Sazını kapan geliyordu, meşhur çarşı artık sessiz
Sazını kapanın meşhur olma hayali ile geldiği Unkapanı Plakçılar Çarşısı, eski günlerini özlemle anıyor. Dükkan dükkan gezerek seslerini dinleten, albüm yaptıran kişiler artık yok. Bazen arşivciler bazen de vefalı dostlar kapılarını çalıyor. Çarşı, tahtını sosyal medyaya kaptırmış durumda.
Bir dönem tarlasını, arsasını satarak eline valizini ve sazını alan herkesin ünlü olmak için yollarını aşındırdığı Unkapanı Plakçılar Çarşısı eski günlerini arıyor. Eskiden her dükkanda kasetleri yapılan, kamyonlarla malzemelerin getirildiği handa sessizlik hakim. Müzik dünyasının kalbinin attığı çarşı dijitalleşme ile birlikte tahtını da sosyal medyaya kaptırdı. Orhan Gencebay, Müslüm Gürses, Ferdi Tayfur, Gülden Karaböcek, Müzeyyen Senar, Ajda Pekkan gibi birçok ismin yolu da bu çarşıdan geçti.
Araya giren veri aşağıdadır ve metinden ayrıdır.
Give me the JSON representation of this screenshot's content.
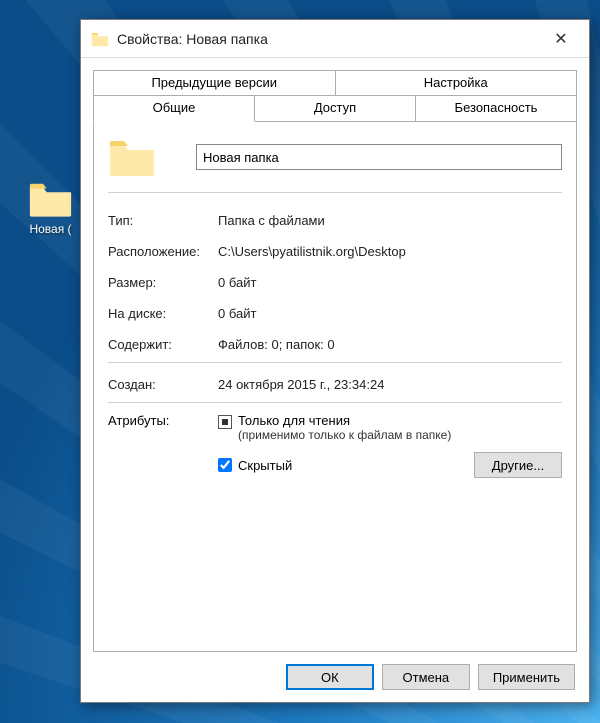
{
  "desktop": {
    "icon_label": "Новая (",
    "icon_name": "folder"
  },
  "dialog": {
    "title": "Свойства: Новая папка",
    "tabs": {
      "row1": [
        "Предыдущие версии",
        "Настройка"
      ],
      "row2": [
        "Общие",
        "Доступ",
        "Безопасность"
      ],
      "active": "Общие"
    },
    "folder_name": "Новая папка",
    "props": {
      "type_label": "Тип:",
      "type_value": "Папка с файлами",
      "location_label": "Расположение:",
      "location_value": "C:\\Users\\pyatilistnik.org\\Desktop",
      "size_label": "Размер:",
      "size_value": "0 байт",
      "ondisk_label": "На диске:",
      "ondisk_value": "0 байт",
      "contains_label": "Содержит:",
      "contains_value": "Файлов: 0; папок: 0",
      "created_label": "Создан:",
      "created_value": "24 октября 2015 г., 23:34:24"
    },
    "attributes": {
      "label": "Атрибуты:",
      "readonly_label": "Только для чтения",
      "readonly_sub": "(применимо только к файлам в папке)",
      "readonly_state": "indeterminate",
      "hidden_label": "Скрытый",
      "hidden_checked": true,
      "other_button": "Другие..."
    },
    "buttons": {
      "ok": "ОК",
      "cancel": "Отмена",
      "apply": "Применить"
    }
  }
}
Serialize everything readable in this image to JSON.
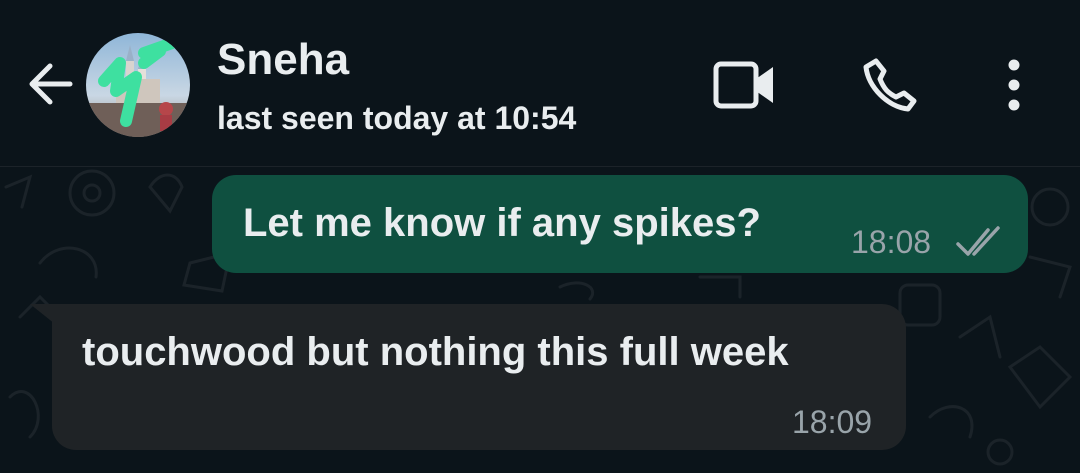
{
  "header": {
    "contact_name": "Sneha",
    "status": "last seen today at 10:54",
    "icons": {
      "back": "arrow-back-icon",
      "avatar": "profile-photo",
      "video": "video-call-icon",
      "call": "voice-call-icon",
      "menu": "more-vertical-icon"
    }
  },
  "messages": [
    {
      "direction": "outgoing",
      "text": "Let me know if any spikes?",
      "time": "18:08",
      "status_icon": "double-check-icon"
    },
    {
      "direction": "incoming",
      "text": "touchwood but nothing this full week",
      "time": "18:09"
    }
  ],
  "colors": {
    "background": "#0b141a",
    "outgoing_bubble": "#0f5040",
    "incoming_bubble": "#1f2326",
    "text": "#e9edef",
    "timestamp": "#99a4aa",
    "avatar_mark": "#3ee0a0"
  }
}
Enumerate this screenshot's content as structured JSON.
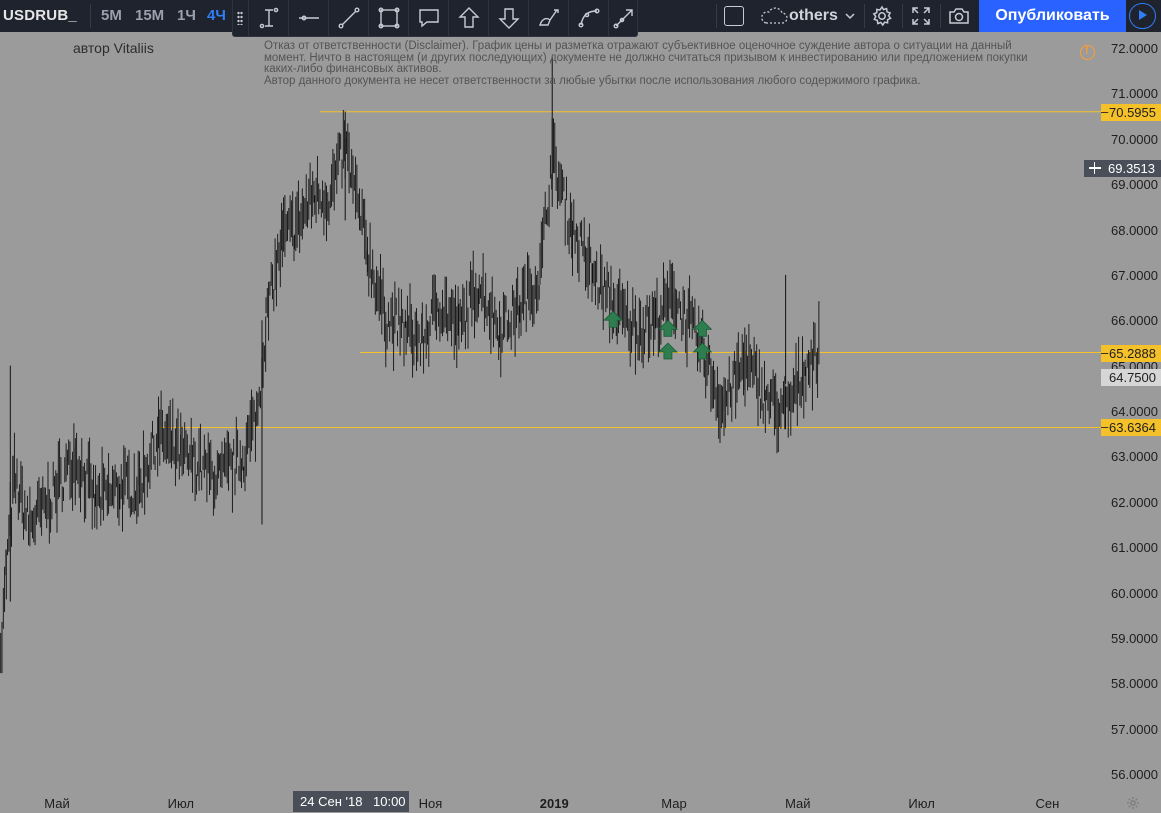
{
  "toolbar": {
    "symbol": "USDRUB_",
    "intervals": [
      "5М",
      "15М",
      "1Ч",
      "4Ч"
    ],
    "active_interval": "4Ч",
    "drawing_tools": [
      "text-cursor-icon",
      "horizontal-line-icon",
      "trend-line-icon",
      "rectangle-icon",
      "callout-icon",
      "arrow-up-icon",
      "arrow-down-icon",
      "brush-icon",
      "curve-icon",
      "ray-icon"
    ],
    "workspace": "others",
    "publish_label": "Опубликовать",
    "accent_color": "#2962ff"
  },
  "chart": {
    "author": "автор Vitaliis",
    "disclaimer": [
      "Отказ от ответственности (Disclaimer). График цены и разметка отражают субъективное оценочное суждение автора о ситуации на данный",
      "момент. Ничто в настоящем (и других последующих) документе не должно считаться призывом к инвестированию или предложением покупки",
      "каких-либо финансовых активов.",
      "Автор данного документа не несет ответственности за любые убытки после использования любого содержимого графика."
    ],
    "background_color": "#9b9b9b",
    "level_color": "#f5c12a"
  },
  "chart_data": {
    "type": "line",
    "title": "",
    "price_ticks": [
      "72.0000",
      "71.0000",
      "70.0000",
      "69.0000",
      "68.0000",
      "67.0000",
      "66.0000",
      "65.0000",
      "64.0000",
      "63.0000",
      "62.0000",
      "61.0000",
      "60.0000",
      "59.0000",
      "58.0000",
      "57.0000",
      "56.0000"
    ],
    "time_ticks": [
      "Май",
      "Июл",
      "Ноя",
      "2019",
      "Мар",
      "Май",
      "Июл",
      "Сен"
    ],
    "ylim": [
      55.6,
      72.3
    ],
    "horizontal_levels": [
      "70.5955",
      "65.2888",
      "63.6364"
    ],
    "crosshair_price": "69.3513",
    "crosshair_date": "24 Сен '18",
    "crosshair_time": "10:00",
    "last_price": "64.7500",
    "series": [
      {
        "dates": [
          "2018-04-02",
          "2018-04-06",
          "2018-04-10",
          "2018-04-17",
          "2018-04-24",
          "2018-05-01",
          "2018-05-10",
          "2018-05-20",
          "2018-06-01",
          "2018-06-10",
          "2018-06-20",
          "2018-07-01",
          "2018-07-10",
          "2018-07-20",
          "2018-08-01",
          "2018-08-08",
          "2018-08-12",
          "2018-08-20",
          "2018-08-26",
          "2018-09-05",
          "2018-09-12",
          "2018-09-20",
          "2018-10-01",
          "2018-10-10",
          "2018-10-20",
          "2018-10-28",
          "2018-11-05",
          "2018-11-15",
          "2018-11-25",
          "2018-12-05",
          "2018-12-15",
          "2018-12-25",
          "2018-12-31",
          "2019-01-10",
          "2019-01-20",
          "2019-02-01",
          "2019-02-10",
          "2019-02-20",
          "2019-03-01",
          "2019-03-10",
          "2019-03-16",
          "2019-03-25",
          "2019-04-05",
          "2019-04-15",
          "2019-04-25",
          "2019-05-05",
          "2019-05-12"
        ],
        "values": [
          57.5,
          60.5,
          62.5,
          61.5,
          61.8,
          62.3,
          63.0,
          62.0,
          62.3,
          62.3,
          63.5,
          63.0,
          62.8,
          62.5,
          63.0,
          64.0,
          66.0,
          67.8,
          68.0,
          68.8,
          68.7,
          69.8,
          67.5,
          66.0,
          65.8,
          65.5,
          66.4,
          65.8,
          66.8,
          65.8,
          66.3,
          67.0,
          69.6,
          68.0,
          67.0,
          66.2,
          65.8,
          66.0,
          66.5,
          65.8,
          65.2,
          64.1,
          65.1,
          64.3,
          63.9,
          65.0,
          65.3
        ]
      }
    ],
    "markers": {
      "type": "arrow-up",
      "color": "#2e7d4f",
      "dates": [
        "2019-01-30",
        "2019-02-26",
        "2019-02-26",
        "2019-03-15",
        "2019-03-15"
      ],
      "values": [
        66.0,
        65.8,
        65.3,
        65.8,
        65.3
      ]
    }
  }
}
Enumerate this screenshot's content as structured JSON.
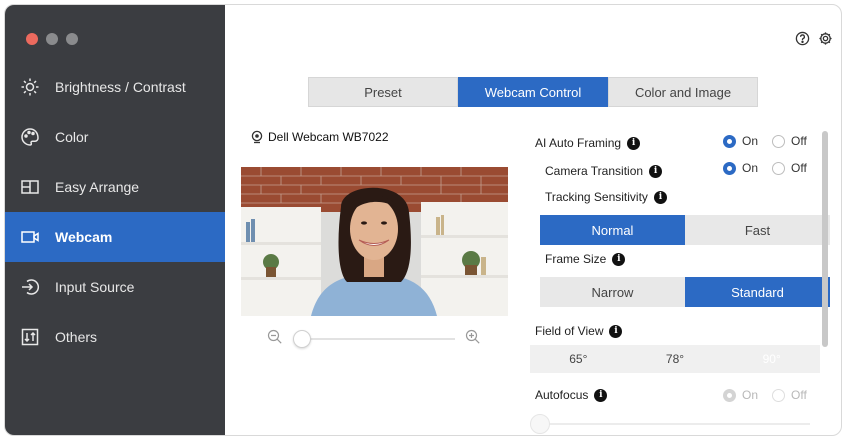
{
  "sidebar": {
    "items": [
      {
        "label": "Brightness / Contrast",
        "icon": "brightness-icon"
      },
      {
        "label": "Color",
        "icon": "palette-icon"
      },
      {
        "label": "Easy Arrange",
        "icon": "layout-icon"
      },
      {
        "label": "Webcam",
        "icon": "webcam-icon",
        "active": true
      },
      {
        "label": "Input Source",
        "icon": "input-icon"
      },
      {
        "label": "Others",
        "icon": "others-icon"
      }
    ]
  },
  "tabs": [
    {
      "label": "Preset"
    },
    {
      "label": "Webcam Control",
      "active": true
    },
    {
      "label": "Color and Image"
    }
  ],
  "camera": {
    "name": "Dell Webcam WB7022"
  },
  "settings": {
    "ai_auto_framing": {
      "label": "AI Auto Framing",
      "on": "On",
      "off": "Off",
      "value": "On"
    },
    "camera_transition": {
      "label": "Camera Transition",
      "on": "On",
      "off": "Off",
      "value": "On"
    },
    "tracking_sensitivity": {
      "label": "Tracking Sensitivity",
      "options": [
        "Normal",
        "Fast"
      ],
      "selected": "Normal"
    },
    "frame_size": {
      "label": "Frame Size",
      "options": [
        "Narrow",
        "Standard"
      ],
      "selected": "Standard"
    },
    "field_of_view": {
      "label": "Field of View",
      "options": [
        "65°",
        "78°",
        "90°"
      ],
      "selected": "90°"
    },
    "autofocus": {
      "label": "Autofocus",
      "on": "On",
      "off": "Off",
      "value": "On",
      "disabled": true
    }
  },
  "colors": {
    "accent": "#2c6ac4",
    "sidebar_bg": "#3b3d41"
  }
}
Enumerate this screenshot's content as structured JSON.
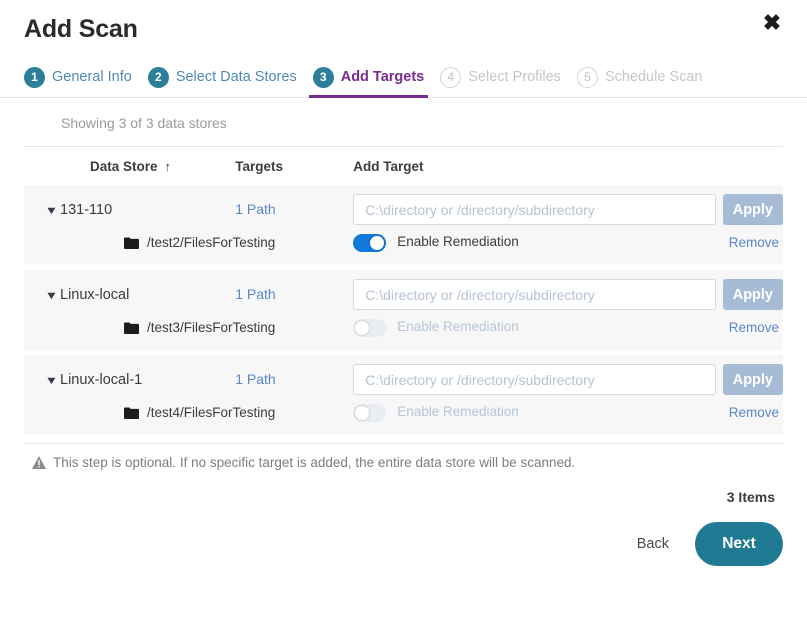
{
  "dialog": {
    "title": "Add Scan",
    "close_icon": "close-x-icon"
  },
  "stepper": {
    "steps": [
      {
        "num": "1",
        "label": "General Info",
        "state": "complete"
      },
      {
        "num": "2",
        "label": "Select Data Stores",
        "state": "complete"
      },
      {
        "num": "3",
        "label": "Add Targets",
        "state": "active"
      },
      {
        "num": "4",
        "label": "Select Profiles",
        "state": "disabled"
      },
      {
        "num": "5",
        "label": "Schedule Scan",
        "state": "disabled"
      }
    ],
    "active_color": "#7b2d8e",
    "complete_color": "#2d7f99"
  },
  "main": {
    "showing_text": "Showing 3 of 3 data stores",
    "columns": {
      "data_store": "Data Store",
      "sort_arrow": "↑",
      "targets": "Targets",
      "add_target": "Add Target"
    },
    "input_placeholder": "C:\\directory or /directory/subdirectory",
    "apply_label": "Apply",
    "remediation_label": "Enable Remediation",
    "remove_label": "Remove",
    "rows": [
      {
        "name": "131-110",
        "paths": "1 Path",
        "input_value": "",
        "target_path": "/test2/FilesForTesting",
        "remediation_on": true
      },
      {
        "name": "Linux-local",
        "paths": "1 Path",
        "input_value": "",
        "target_path": "/test3/FilesForTesting",
        "remediation_on": false
      },
      {
        "name": "Linux-local-1",
        "paths": "1 Path",
        "input_value": "",
        "target_path": "/test4/FilesForTesting",
        "remediation_on": false
      }
    ],
    "note": "This step is optional. If no specific target is added, the entire data store will be scanned.",
    "items_count": "3 Items"
  },
  "footer": {
    "back_label": "Back",
    "next_label": "Next",
    "next_color": "#217a93"
  }
}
Çarşıda zamana direnen eskiden okul görevi gören dükkanlar var. Esnaf, ellerindeki kasetleri genelde arşivcilerin aldığını ve son günlerde plaklara ilginin arttığını söylüyor. Onlara göre, dijital medyadan şöhret olmanın bedeli sabun köpüğü kadar...
ANADOLU'DAN ŞÖHRETE...
Bir dönem Doğu Bank'ta olan çarşı 1971 yılında İMÇ'ye taşındı. Çarşıdaki esnaflardan birisi de Mega Müzik şirketinin sahibi Ethem Zeytinkaya. Bu çarşıya eskiden Anadolu'dan büyük bir göç yaşandığını anlatan Zeytinkaya, günümüzde Youtube atılan video ile meşhur olmanın sağlıklı olmadığını ve kısa sürdüğünü belirtiyor. 1970 yılında yapılan bir şarkının halen sevildiğini ama dijital medyadaki şarkıların eski tadı vermediğini kaydeden Zeytinkaya, baba mesleği yaptığını ve 2. kuşak olduğu bilgisini de paylaşıyor.
KÜÇÜK ÇOCUK FURYASI
Zeytinkaya, çarşıda geçmişten günümüze neler değiştiğini de şu sözlerle aktarıyor:
"İlk taş plaklar ile başladı her şey. 70'lerde 45'likler çıktı. 80'lerde uzunçalar dediğimiz 10, 12 şarkı alan aletler çıktı. Sonra kaset teknolojisi 15 yıl kadar devam etti. 90'lı yılların ortalarında da cd'ler çıktı. Her çıkan teknoloji kendinden öncekini öldürdü diyebiliriz. Şu an ise müzik sektörü tamamen dijital olarak devam ediyor, kaset satışları çok az. İnsanlar müziğe daha kolay erişiyor. 80'lerde buranın atmosferi oldukça hareketliydi. O dönem ünlü olmak isteyen kapısını çalıyordu, küçük çocuk modası vardı. Babaları ellerinden tutup getiriyordu, dükkan dükkan dolaştırıyorlardı. Yapımcılar da bu kişileri dinliyordu. Kabul edenler kaset yapıyordu."
MİLYONLARCA SATIYORDU
Yine çarşıda çalışan başka bir esnaf Nesimi Yeşildağ, gençliğinde sazını alanın her sabah 7'de çarşıya geldiğini dükkanları dolaşarak kaset yaptırmaya çalıştığını anlatarak sözlerine başlıyor. "Buraya gelenlerin birisi Mahzuni oldu, birisi Aşık Nurşani. Amatör geldiler ünlü çıktılar" diyen Yeşildağ, "Müslüm Gürses de buradan çıktı öyle ünlü oldu ki arkasında 50 kişi keman çalıyordu" ifadelerini kullanıyor.
İSİMLERİNİ DEĞİŞTİRDİLER
Küçük Emrah, Küçük Ceylan'ın da bu çarşıda ünlü olduklarını anlatan Yeşildağ, şu anıları paylaşıyor: "Tarkan'ı da çay bahçesinde şarkı okurken arkadaşlar görmüş buraya getirdiler. Uzun süre albümü olmadan buralarda çalıştı şimdi dünyaca ünlü. Mahsun Kırmızıgül de burada ünlü oldu. Albümü satarsa ünlü alıyordu, albüm milyonlar satıyordu. Sanatçıların konser gelirleri çok olurdu kasetten ya da cdden kazanacakları para çok yüksek değildi. Konserler onlar için daha önemli idi. Albümü patlayanlar konserlere gider, gazinolara çıkardı. Zara da burada meşhur oldu ona Neşecik derdik. İsimlerini de genelde değiştirdiler."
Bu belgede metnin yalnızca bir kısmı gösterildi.